Dataset

The dataset of protein sequences used for both Feedback and GAN pre-training was obtained from Protein Secondary Structure Dataset from Kaggle. The whole dataset contains 95,915 samples of varying length with up to 800 amino acids in a sequence. We have used sequences with up to 75 amino acids (= 225 letters in DNA coding). This resulted in over 23,000 training samples.

To limit the number of characters GAN has to learn, protein samples in this dataset were translated to DNA sequences. This translation is one-to-one (with a few expections that are not-siginificant for this task) and thus no information is lost during translation (see Approach)
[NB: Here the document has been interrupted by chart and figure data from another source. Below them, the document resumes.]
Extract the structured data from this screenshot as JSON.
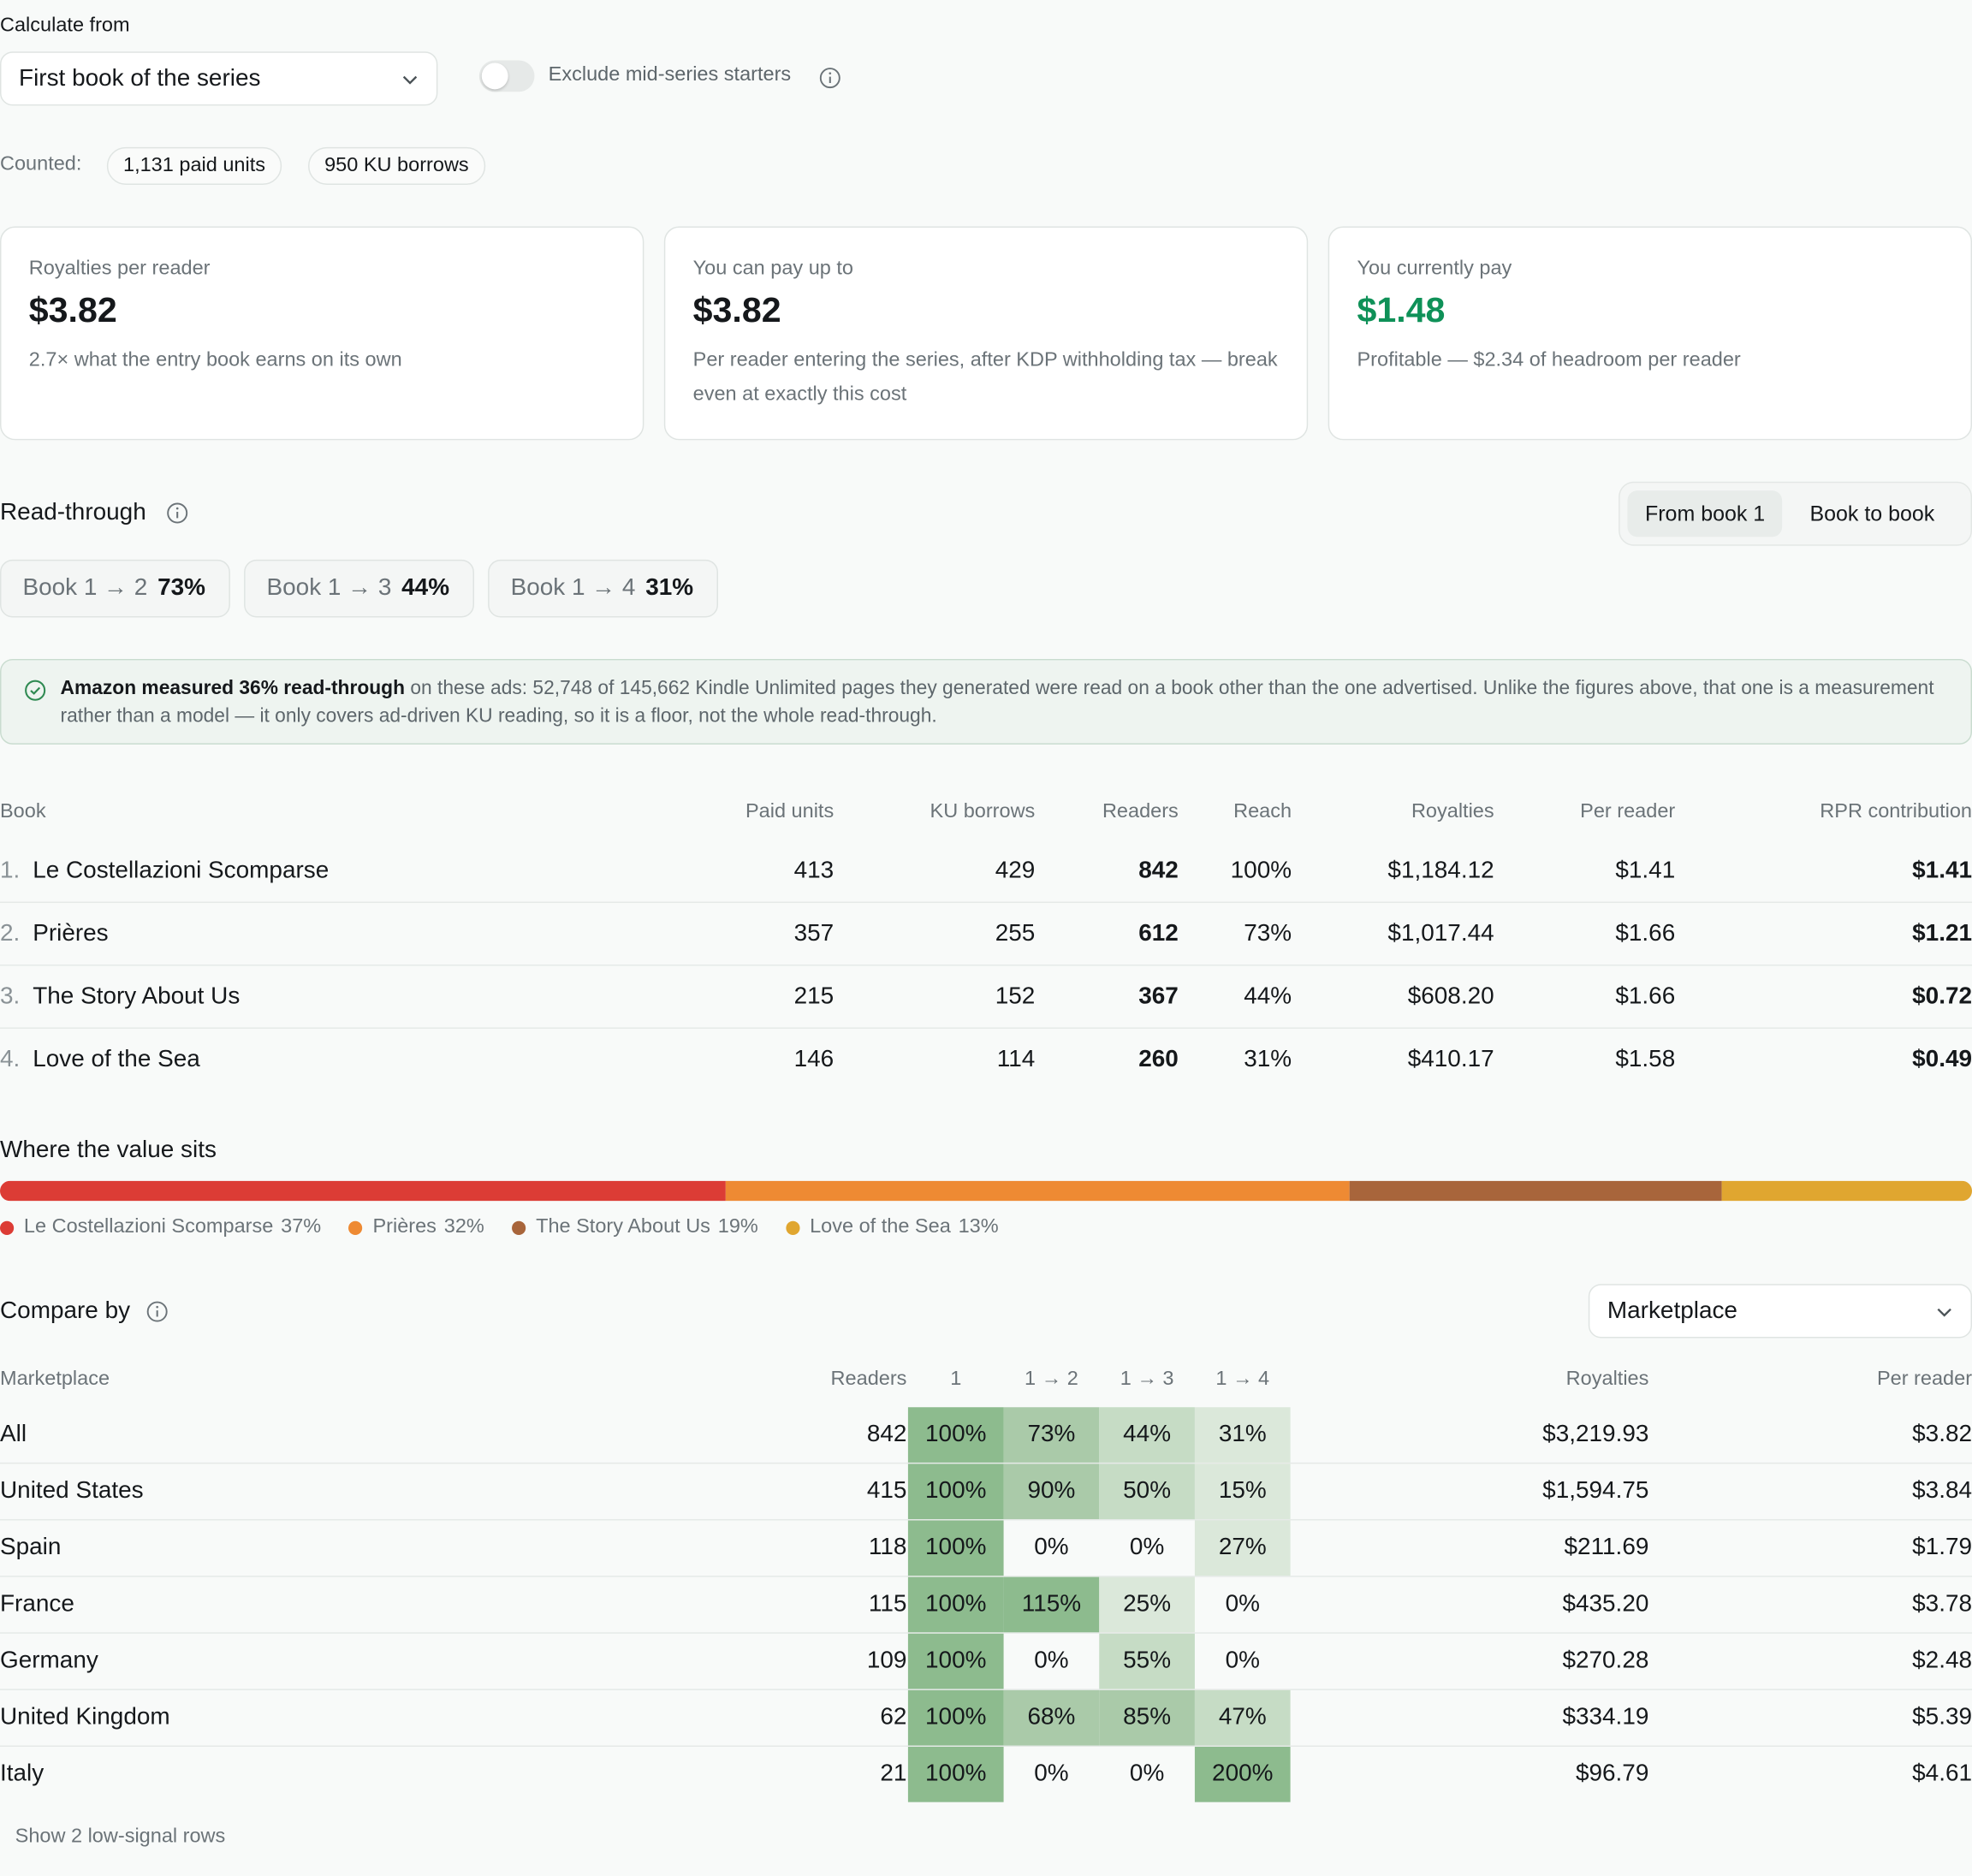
{
  "calc": {
    "label": "Calculate from",
    "select_value": "First book of the series",
    "toggle_label": "Exclude mid-series starters",
    "counted_label": "Counted:",
    "pills": [
      "1,131 paid units",
      "950 KU borrows"
    ]
  },
  "cards": [
    {
      "title": "Royalties per reader",
      "value": "$3.82",
      "sub": "2.7× what the entry book earns on its own"
    },
    {
      "title": "You can pay up to",
      "value": "$3.82",
      "sub": "Per reader entering the series, after KDP withholding tax — break even at exactly this cost"
    },
    {
      "title": "You currently pay",
      "value": "$1.48",
      "sub": "Profitable — $2.34 of headroom per reader"
    }
  ],
  "colors": {
    "accent_green": "#0f9158",
    "heat_strong": "#8dbb8e",
    "heat_mid": "#aacaa9",
    "heat_light": "#c6dcc5",
    "heat_faint": "#dbe8da"
  },
  "readthrough": {
    "title": "Read-through",
    "seg_options": [
      "From book 1",
      "Book to book"
    ],
    "items": [
      {
        "label": "Book 1 → 2",
        "pct": "73%"
      },
      {
        "label": "Book 1 → 3",
        "pct": "44%"
      },
      {
        "label": "Book 1 → 4",
        "pct": "31%"
      }
    ]
  },
  "note": {
    "strong": "Amazon measured 36% read-through",
    "text": " on these ads: 52,748 of 145,662 Kindle Unlimited pages they generated were read on a book other than the one advertised. Unlike the figures above, that one is a measurement rather than a model — it only covers ad-driven KU reading, so it is a floor, not the whole read-through."
  },
  "books_table": {
    "headers": [
      "Book",
      "Paid units",
      "KU borrows",
      "Readers",
      "Reach",
      "Royalties",
      "Per reader",
      "RPR contribution"
    ],
    "rows": [
      {
        "num": "1.",
        "title": "Le Costellazioni Scomparse",
        "paid": "413",
        "ku": "429",
        "readers": "842",
        "reach": "100%",
        "royalties": "$1,184.12",
        "per": "$1.41",
        "rpr": "$1.41"
      },
      {
        "num": "2.",
        "title": "Prières",
        "paid": "357",
        "ku": "255",
        "readers": "612",
        "reach": "73%",
        "royalties": "$1,017.44",
        "per": "$1.66",
        "rpr": "$1.21"
      },
      {
        "num": "3.",
        "title": "The Story About Us",
        "paid": "215",
        "ku": "152",
        "readers": "367",
        "reach": "44%",
        "royalties": "$608.20",
        "per": "$1.66",
        "rpr": "$0.72"
      },
      {
        "num": "4.",
        "title": "Love of the Sea",
        "paid": "146",
        "ku": "114",
        "readers": "260",
        "reach": "31%",
        "royalties": "$410.17",
        "per": "$1.58",
        "rpr": "$0.49"
      }
    ]
  },
  "value": {
    "title": "Where the value sits",
    "segments": [
      {
        "name": "Le Costellazioni Scomparse",
        "pct_label": "37%",
        "share": 36.8,
        "color": "#dc3c35"
      },
      {
        "name": "Prières",
        "pct_label": "32%",
        "share": 31.6,
        "color": "#ee8a33"
      },
      {
        "name": "The Story About Us",
        "pct_label": "19%",
        "share": 18.9,
        "color": "#a8653b"
      },
      {
        "name": "Love of the Sea",
        "pct_label": "13%",
        "share": 12.7,
        "color": "#e0a630"
      }
    ]
  },
  "compare": {
    "title": "Compare by",
    "select_value": "Marketplace",
    "headers": [
      "Marketplace",
      "Readers",
      "1",
      "1 → 2",
      "1 → 3",
      "1 → 4",
      "Royalties",
      "Per reader"
    ],
    "rows": [
      {
        "name": "All",
        "readers": "842",
        "c1": "100%",
        "c2": "73%",
        "c3": "44%",
        "c4": "31%",
        "royalties": "$3,219.93",
        "per": "$3.82"
      },
      {
        "name": "United States",
        "readers": "415",
        "c1": "100%",
        "c2": "90%",
        "c3": "50%",
        "c4": "15%",
        "royalties": "$1,594.75",
        "per": "$3.84"
      },
      {
        "name": "Spain",
        "readers": "118",
        "c1": "100%",
        "c2": "0%",
        "c3": "0%",
        "c4": "27%",
        "royalties": "$211.69",
        "per": "$1.79"
      },
      {
        "name": "France",
        "readers": "115",
        "c1": "100%",
        "c2": "115%",
        "c3": "25%",
        "c4": "0%",
        "royalties": "$435.20",
        "per": "$3.78"
      },
      {
        "name": "Germany",
        "readers": "109",
        "c1": "100%",
        "c2": "0%",
        "c3": "55%",
        "c4": "0%",
        "royalties": "$270.28",
        "per": "$2.48"
      },
      {
        "name": "United Kingdom",
        "readers": "62",
        "c1": "100%",
        "c2": "68%",
        "c3": "85%",
        "c4": "47%",
        "royalties": "$334.19",
        "per": "$5.39"
      },
      {
        "name": "Italy",
        "readers": "21",
        "c1": "100%",
        "c2": "0%",
        "c3": "0%",
        "c4": "200%",
        "royalties": "$96.79",
        "per": "$4.61"
      }
    ],
    "show_more": "Show 2 low-signal rows"
  }
}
Overall, we can see that dataset is unbalanced. This, however, is representative of how features are distributed in real life. The dominating features of dataset (C,H,E) are also the dominating features in nature. That is, sequences readily form these structures. The rarest features like pi-helix (I) also barely appear in the dataset and are biochemically very inprobable. We checked if the existence of any of the features heavily indicates presence of others. In other words, given that X is in the sequence, how many Y features will the sequences have? In the table below, y-axis contains conditioning features, and x-axis contains features which frequency we would want to check.

As expected, C,H,E, most often appear together. As for the rare features, there is also an interesting correlation: while C is the most common feature in the dataset, I is still more like to appear together with H, rather than C. For our problem it means that choice of combination of features may noticable influence the rate of training.